Despite reaching an agreement, many civil society groups, including Power for All, found the outcome lackluster, at best. Moreover, the potential impact of the limited financial commitments remain questionable due to the lack of meaningful metrics to measure their effectiveness.
Central to the summit's discussions was the New Collective Quantified Goal (NCQG), established as part of the Paris Accord in 2015 its aim is to enhance climate finance post-2025. This ambitious framework aims to build on the initial $100 billion target established at the Copenhagen Climate Summit in 2009, fostering global partnerships and enhancing trust among nations—both critical for effectively executing the Paris Agreement. Despite the idealistic frameworks, the actual deployment of these funds is fraught with inefficiencies. World Bank President Ajay Banga highlighted bureaucratic delays: "Currently, a World Bank project takes 27 months before a single dollar gets out the door" (Banga, 2024).

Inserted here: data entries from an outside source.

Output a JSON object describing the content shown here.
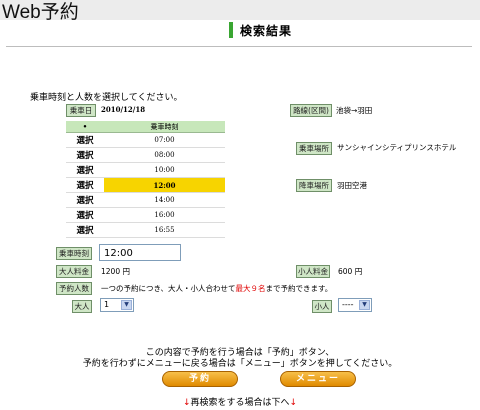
{
  "header": {
    "brand": "Web予約"
  },
  "page": {
    "title": "検索結果"
  },
  "instruction": "乗車時刻と人数を選択してください。",
  "boarding_date": {
    "label": "乗車日",
    "value": "2010/12/18"
  },
  "timetable": {
    "col_marker": "•",
    "col_time": "乗車時刻",
    "rows": [
      {
        "select": "選択",
        "time": "07:00"
      },
      {
        "select": "選択",
        "time": "08:00"
      },
      {
        "select": "選択",
        "time": "10:00"
      },
      {
        "select": "選択",
        "time": "12:00"
      },
      {
        "select": "選択",
        "time": "14:00"
      },
      {
        "select": "選択",
        "time": "16:00"
      },
      {
        "select": "選択",
        "time": "16:55"
      }
    ],
    "highlighted_time": "12:00"
  },
  "route": {
    "label": "路線(区間)",
    "value": "池袋→羽田"
  },
  "boarding_place": {
    "label": "乗車場所",
    "value": "サンシャインシティプリンスホテル"
  },
  "alighting_place": {
    "label": "降車場所",
    "value": "羽田空港"
  },
  "boarding_time": {
    "label": "乗車時刻",
    "value": "12:00"
  },
  "adult_fare": {
    "label": "大人料金",
    "value": "1200 円"
  },
  "child_fare": {
    "label": "小人料金",
    "value": "600 円"
  },
  "reservable": {
    "label": "予約人数",
    "note_before": "一つの予約につき、大人・小人合わせて",
    "note_highlight": "最大９名",
    "note_after": "まで予約できます。"
  },
  "adults": {
    "label": "大人",
    "value": "1"
  },
  "children": {
    "label": "小人",
    "value": "----"
  },
  "confirm": {
    "line1": "この内容で予約を行う場合は「予約」ボタン、",
    "line2": "予約を行わずにメニューに戻る場合は「メニュー」ボタンを押してください。"
  },
  "buttons": {
    "reserve": "予約",
    "menu": "メニュー"
  },
  "research": {
    "arrow": "↓",
    "text": "再検索をする場合は下へ"
  },
  "colors": {
    "accent_green": "#3aa632",
    "highlight_yellow": "#f7d400",
    "button_orange": "#e08a00"
  }
}
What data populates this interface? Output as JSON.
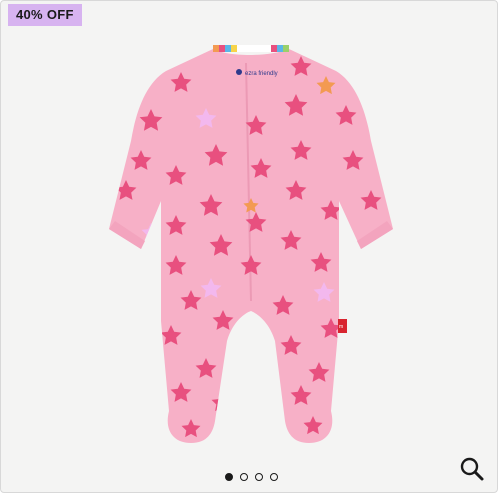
{
  "badge": {
    "label": "40% OFF"
  },
  "product_image": {
    "alt": "Pink footed sleeper with star print",
    "label_text": "ezra friendly"
  },
  "carousel": {
    "count": 4,
    "active": 0
  },
  "colors": {
    "badge_bg": "#d7b3f0",
    "garment": "#f7b0c7",
    "star_dark": "#e8507f",
    "star_light": "#f3b8ee",
    "star_orange": "#f39a52"
  },
  "icons": {
    "zoom": "search-icon"
  }
}
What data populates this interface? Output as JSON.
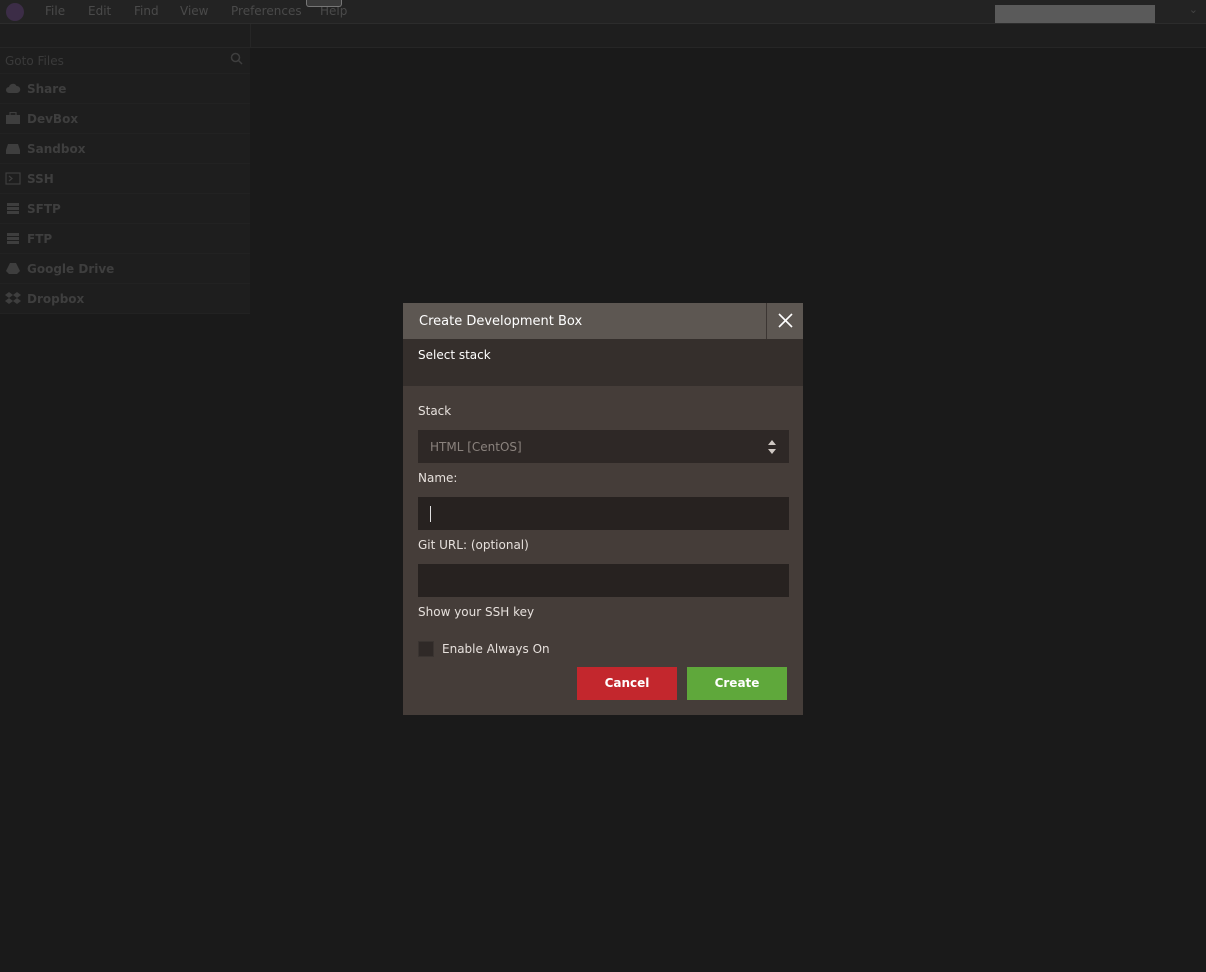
{
  "menubar": {
    "items": [
      "File",
      "Edit",
      "Find",
      "View",
      "Preferences",
      "Help"
    ]
  },
  "sidebar": {
    "goto_placeholder": "Goto Files",
    "items": [
      {
        "label": "Share",
        "icon": "cloud-icon"
      },
      {
        "label": "DevBox",
        "icon": "briefcase-icon"
      },
      {
        "label": "Sandbox",
        "icon": "drive-icon"
      },
      {
        "label": "SSH",
        "icon": "terminal-icon"
      },
      {
        "label": "SFTP",
        "icon": "server-icon"
      },
      {
        "label": "FTP",
        "icon": "server-icon"
      },
      {
        "label": "Google Drive",
        "icon": "google-drive-icon"
      },
      {
        "label": "Dropbox",
        "icon": "dropbox-icon"
      }
    ]
  },
  "modal": {
    "title": "Create Development Box",
    "subtitle": "Select stack",
    "stack_label": "Stack",
    "stack_value": "HTML [CentOS]",
    "name_label": "Name:",
    "name_value": "",
    "git_label": "Git URL: (optional)",
    "git_value": "",
    "ssh_link": "Show your SSH key",
    "always_on_label": "Enable Always On",
    "always_on_checked": false,
    "cancel_label": "Cancel",
    "create_label": "Create"
  },
  "colors": {
    "cancel": "#c3272d",
    "create": "#5fa83b",
    "modal_bg": "#453d39",
    "modal_header": "#5d5752"
  }
}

Transparency in funding remains a significant issue, raising concerns about how funds are disbursed and used, particularly in the solar energy sector. Power for All has stressed the need for clearer financial tracking and advocates for the implementation of Key Performance Indicators (KPIs) that measure the direct impact of funding within the distributed renewable energy (DRE) sector. These KPIs would track the percentage of committed funds actually disbursed and monitor the progression of renewable energy projects from planning to execution. They would help identify the financial and policy barriers that continue to impede progress, as evidenced by projects like Kenya’s Off-grid Solar Access Project (KOSAP), which has disbursed only 29% of its funds since its launch in 2017.
Ann Harrison, a Climate Justice Advisor, criticized the dynamics at COP29: “The world’s wealthiest countries have bullied lower-income countries into accepting a miserly finance agreement which could saddle them with huge debts” (Harrison, 2024). This sentiment underscores the disconnection between the negotiations and the needs of those most affected by climate change.

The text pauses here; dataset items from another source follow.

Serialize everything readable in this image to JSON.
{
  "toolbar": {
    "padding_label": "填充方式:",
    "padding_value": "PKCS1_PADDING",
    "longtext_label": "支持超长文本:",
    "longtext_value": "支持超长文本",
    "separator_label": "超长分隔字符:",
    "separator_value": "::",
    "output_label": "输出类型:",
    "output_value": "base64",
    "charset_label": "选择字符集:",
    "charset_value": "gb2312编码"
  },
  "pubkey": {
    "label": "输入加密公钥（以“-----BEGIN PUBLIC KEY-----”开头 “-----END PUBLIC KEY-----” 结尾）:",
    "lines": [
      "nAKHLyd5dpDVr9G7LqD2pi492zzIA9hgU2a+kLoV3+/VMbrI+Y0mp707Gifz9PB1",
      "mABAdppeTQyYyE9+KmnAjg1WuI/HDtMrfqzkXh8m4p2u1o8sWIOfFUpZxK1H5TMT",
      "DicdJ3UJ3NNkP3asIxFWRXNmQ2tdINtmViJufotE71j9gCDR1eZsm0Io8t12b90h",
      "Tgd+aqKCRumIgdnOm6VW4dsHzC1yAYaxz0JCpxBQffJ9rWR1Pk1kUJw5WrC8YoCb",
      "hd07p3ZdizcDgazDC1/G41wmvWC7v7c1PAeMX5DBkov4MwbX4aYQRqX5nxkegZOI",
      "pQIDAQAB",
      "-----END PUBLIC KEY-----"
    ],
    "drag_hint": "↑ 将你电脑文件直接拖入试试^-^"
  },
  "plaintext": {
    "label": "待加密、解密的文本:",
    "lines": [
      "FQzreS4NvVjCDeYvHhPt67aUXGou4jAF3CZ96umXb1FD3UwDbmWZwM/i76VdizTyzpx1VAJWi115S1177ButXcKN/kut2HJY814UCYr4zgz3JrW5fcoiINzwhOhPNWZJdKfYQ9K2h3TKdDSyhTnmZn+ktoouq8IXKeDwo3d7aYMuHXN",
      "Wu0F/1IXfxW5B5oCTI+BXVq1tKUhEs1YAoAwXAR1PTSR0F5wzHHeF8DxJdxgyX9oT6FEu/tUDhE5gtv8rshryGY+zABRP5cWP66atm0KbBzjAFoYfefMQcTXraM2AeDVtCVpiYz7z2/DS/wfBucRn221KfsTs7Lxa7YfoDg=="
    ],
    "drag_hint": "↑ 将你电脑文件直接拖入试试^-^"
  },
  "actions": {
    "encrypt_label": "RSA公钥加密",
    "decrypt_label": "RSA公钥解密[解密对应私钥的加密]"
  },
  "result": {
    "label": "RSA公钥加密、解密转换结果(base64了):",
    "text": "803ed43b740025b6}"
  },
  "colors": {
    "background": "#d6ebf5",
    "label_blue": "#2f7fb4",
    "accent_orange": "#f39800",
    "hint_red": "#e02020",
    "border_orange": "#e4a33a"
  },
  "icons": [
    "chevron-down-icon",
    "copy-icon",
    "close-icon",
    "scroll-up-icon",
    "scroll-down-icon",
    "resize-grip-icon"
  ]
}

Further transparency is needed to mitigate the pervasive influence of fossil fuel interests at COP. Stricter regulations on lobbyist participation and enhanced transparency are required, including more stringent conflict of interest policies that restrict fossil fuel lobbyists' access to negotiation spaces. All participants, particularly those representing or funded by fossil fuel interests, should be required to overtly disclose their affiliations and funding sources. At the same time representation from climate-vulnerable and underrepresented nations needs to be increased in the negotiation process, to ensure that those countries most impacted have an equitable voice in shaping outcomes, potentially through financial and logistical support for delegates from these nations.

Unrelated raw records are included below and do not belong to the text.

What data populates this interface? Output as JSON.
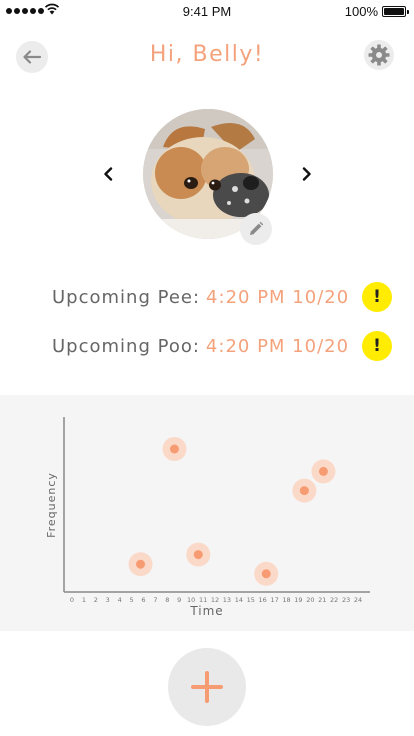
{
  "status_bar": {
    "time": "9:41 PM",
    "battery": "100%",
    "signal_icon": "signal-dots-icon",
    "wifi_icon": "wifi-icon",
    "battery_icon": "battery-icon"
  },
  "header": {
    "title": "Hi, Belly!",
    "back_icon": "arrow-left-icon",
    "settings_icon": "gear-icon"
  },
  "profile": {
    "photo": "dog-photo",
    "prev_icon": "chevron-left-icon",
    "next_icon": "chevron-right-icon",
    "edit_icon": "pencil-icon"
  },
  "upcoming": [
    {
      "label": "Upcoming Pee",
      "value": "4:20 PM 10/20",
      "alert": "!"
    },
    {
      "label": "Upcoming Poo",
      "value": "4:20 PM 10/20",
      "alert": "!"
    }
  ],
  "chart_data": {
    "type": "scatter",
    "xlabel": "Time",
    "ylabel": "Frequency",
    "x_ticks": [
      "0",
      "1",
      "2",
      "3",
      "4",
      "5",
      "6",
      "7",
      "8",
      "9",
      "10",
      "11",
      "12",
      "13",
      "14",
      "15",
      "16",
      "17",
      "18",
      "19",
      "20",
      "21",
      "22",
      "23",
      "24"
    ],
    "xlim": [
      0,
      24
    ],
    "ylim": [
      0,
      10
    ],
    "grid": false,
    "points": [
      {
        "x": 5.75,
        "y": 1.3
      },
      {
        "x": 8.6,
        "y": 8.5
      },
      {
        "x": 10.6,
        "y": 1.9
      },
      {
        "x": 16.3,
        "y": 0.7
      },
      {
        "x": 19.5,
        "y": 5.9
      },
      {
        "x": 21.1,
        "y": 7.1
      }
    ],
    "point_color": "#f79c72",
    "halo_color": "#fbd9c8"
  },
  "actions": {
    "add_icon": "plus-icon"
  },
  "colors": {
    "accent": "#f4a27c",
    "alert": "#ffec00",
    "button_bg": "#ececec"
  }
}
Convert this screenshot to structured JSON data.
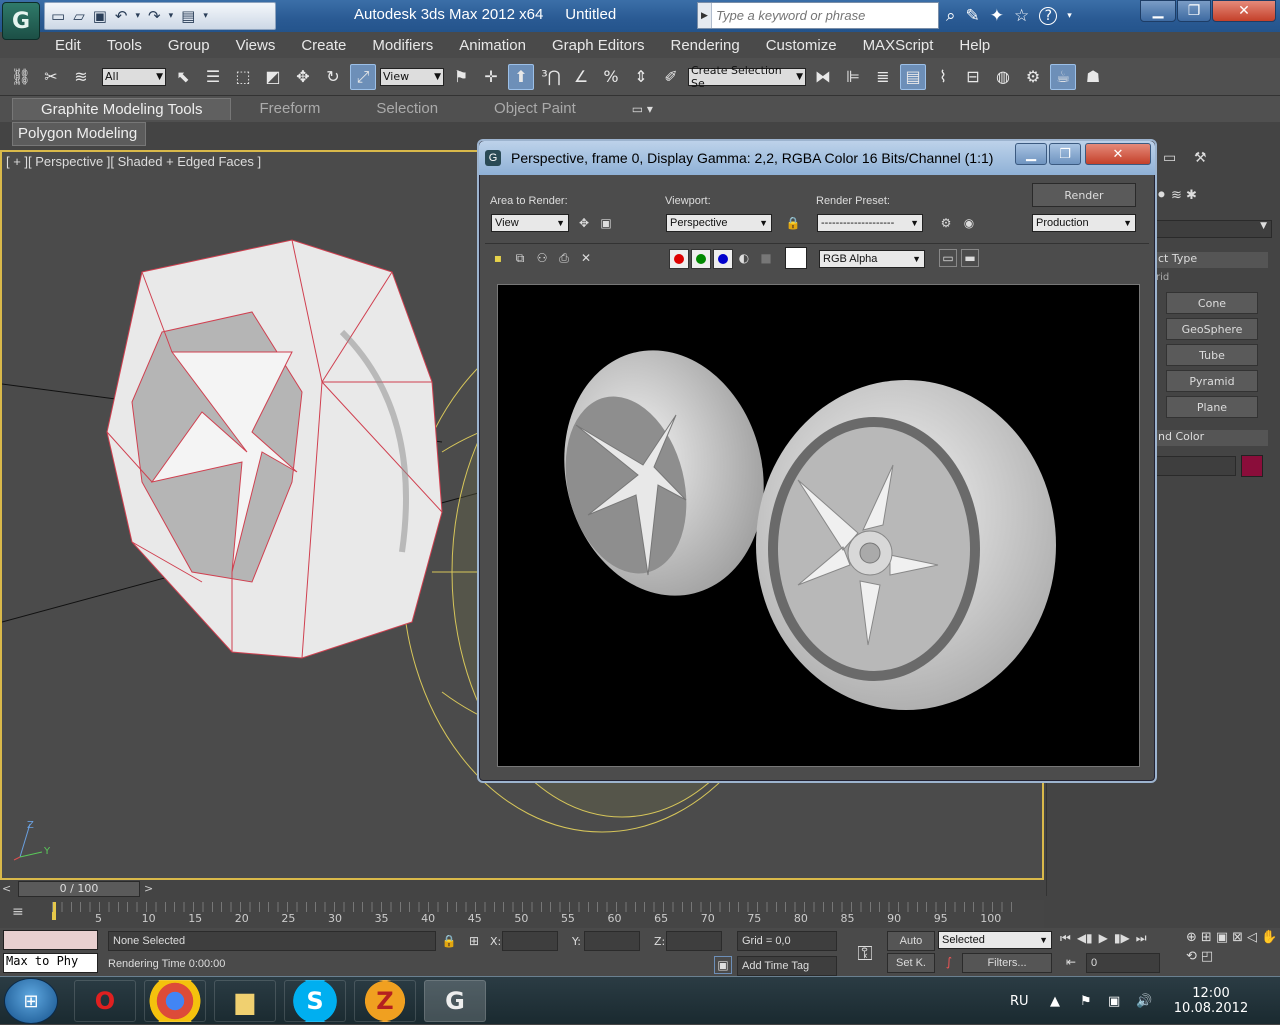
{
  "titlebar": {
    "app_name": "Autodesk 3ds Max  2012 x64",
    "doc_name": "Untitled",
    "search_placeholder": "Type a keyword or phrase",
    "logo_glyph": "G"
  },
  "menu": [
    "Edit",
    "Tools",
    "Group",
    "Views",
    "Create",
    "Modifiers",
    "Animation",
    "Graph Editors",
    "Rendering",
    "Customize",
    "MAXScript",
    "Help"
  ],
  "toolbar": {
    "selection_filter": "All",
    "ref_coord": "View",
    "named_selection": "Create Selection Se"
  },
  "ribbon": {
    "tabs": [
      "Graphite Modeling Tools",
      "Freeform",
      "Selection",
      "Object Paint"
    ],
    "active_tab": "Graphite Modeling Tools",
    "sub_panel": "Polygon Modeling"
  },
  "viewport": {
    "label": "[ + ][ Perspective ][ Shaded + Edged Faces ]",
    "axis_z": "Z",
    "axis_y": "Y"
  },
  "render_window": {
    "title": "Perspective, frame 0, Display Gamma: 2,2, RGBA Color 16 Bits/Channel (1:1)",
    "area_label": "Area to Render:",
    "area_value": "View",
    "viewport_label": "Viewport:",
    "viewport_value": "Perspective",
    "preset_label": "Render Preset:",
    "preset_value": "--------------------",
    "render_button": "Render",
    "production_value": "Production",
    "channel_value": "RGB Alpha"
  },
  "command_panel": {
    "object_type": "ct Type",
    "grid_label": "rid",
    "buttons": [
      "Cone",
      "GeoSphere",
      "Tube",
      "Pyramid",
      "Plane"
    ],
    "name_color": "nd Color",
    "swatch_color": "#8a0d3a"
  },
  "timeline": {
    "slider": "0 / 100",
    "ticks": [
      "5",
      "10",
      "15",
      "20",
      "25",
      "30",
      "35",
      "40",
      "45",
      "50",
      "55",
      "60",
      "65",
      "70",
      "75",
      "80",
      "85",
      "90",
      "95",
      "100"
    ]
  },
  "status": {
    "script_listener": "Max to Phy",
    "selection": "None Selected",
    "render_time": "Rendering Time  0:00:00",
    "x_label": "X:",
    "y_label": "Y:",
    "z_label": "Z:",
    "grid": "Grid = 0,0",
    "add_time_tag": "Add Time Tag",
    "auto": "Auto",
    "set_key": "Set K.",
    "key_mode": "Selected",
    "filters": "Filters...",
    "frame": "0"
  },
  "taskbar": {
    "lang": "RU",
    "time": "12:00",
    "date": "10.08.2012",
    "apps": [
      "opera",
      "chrome",
      "explorer",
      "skype",
      "filezilla",
      "3dsmax"
    ]
  }
}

The NCQG's potential impact is monumental, aiming to bridge significant financial gaps. The High-Level Expert Group on Climate Finance estimates that emerging markets and developing countries, excluding China, need approximately $2.4 trillion a year by 2030 to meet climate and nature goals—a stark increase from current investments (Expert Group, 2024).
Despite the challenges, the NCQG represents a crucial step in global climate efforts. By setting a new financial target, it aims to support vulnerable communities and catalyze private sector investment. However, the success of the NCQG hinges on equitable representation, transparent and robust monitoring, accountability mechanisms, and most importantly, adequate funding. The modest and hard-fought increase in the budget to $300 billion annually—when US Treasury Secretary Janet Yellen cites that $3 trillion in new capital per year is required to transition the world to a low-carbon economy—underscores the stark failure of COP29.
Reflecting on the outcomes of COP29, it's evident that without transparent, accountable and action-oriented commitments, achieving global energy goals remains elusive. We need to understand which countries are extending climate finance under the definition of the UNFCCC and which countries and sectors are receiving it. This information is often obscured, hindering effective negotiation of a meaningful budget. Furthermore, robust, annually assessed KPIs are necessary to counter the alarming influence of fossil fuel interests at the summit, ensuring COP can fulfill its mission of facilitating genuine global climate action.